GREFFIER LORS DES DÉBATS :
Vykhanda CHENG.
Les parties ont été avisées que le prononcé public de la décision aurait lieu par mise à disposition au greffe le 28 juin 2023.
ARRÊT :
Réputé contradictoire,
Prononcé publiquement par mise à disposition au greffe de la cour, les parties en ayant été préalablement avisées dans les conditions prévues au deuxième alinéa de l'article 450 du code de procédure civile.
Signé par Jean-Jacques GILLAND, président de chambre, et par Vykhanda CHENG, greffière à laquelle la minute de la décision a été remise par le magistrat signataire.
EXPOSÉ DES FAITS
Par acte du 29 novembre 2019, Mme [V] [L], épouse [K], et Mme [A] [K] ont assigné Mme [R] [D] par-devant le tribunal de grande instance de Bastia aux fins de :
- Déclarer la demande de Madame [V] [K] et Madame [A] [K] recevable et bien fondée, et en conséquence :
- Condamner Madame [D] à libérer les parcelles BK [Cadastre 2] et [Cadastre 5] sur la commune de [Localité 24] de toute occupation sous astreinte de 100 euros par jour de retard ;
- Condamner Madame [R] [D] à payer la somme de 2 500 euros en application de l'article 700 du Code de procédure civile ;
Condamner Madame [R] [D] aux entiers dépens ;
Et dire que, conformément aux dispositions de l'article 699 du Code de procédure civile, Maître Benoît BRONZINI DE CARAFFA pourra recouvrer directement les frais dont il a fait avance sans en avoir reçu provision.

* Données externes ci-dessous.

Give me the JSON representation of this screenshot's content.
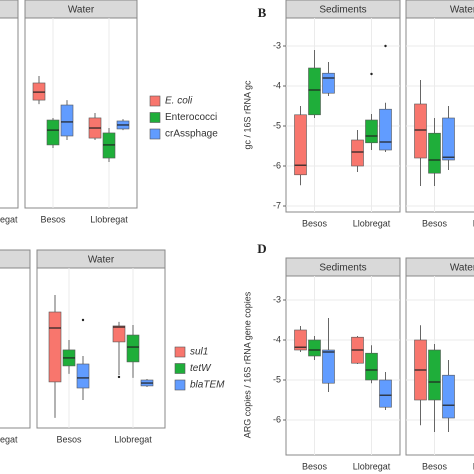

Par jugement du 4 mai 2021, le tribunal judiciaire de Bastia a :
Dit n'y avoir lieu de rabattre l'ordonnance de clôture.
Déclaré les demandes des consorts [K] recevables.
Les a rejeté s'agissant de la parcelle [Cadastre 12].
Condamné Mesdames [K] à retirer les pots de fleurs qu'elles ont placés devant le portail de Madame [D] dans le mois de la signification du présent jugement sous astreinte de 100 € par jour de retard pendant quatre mois.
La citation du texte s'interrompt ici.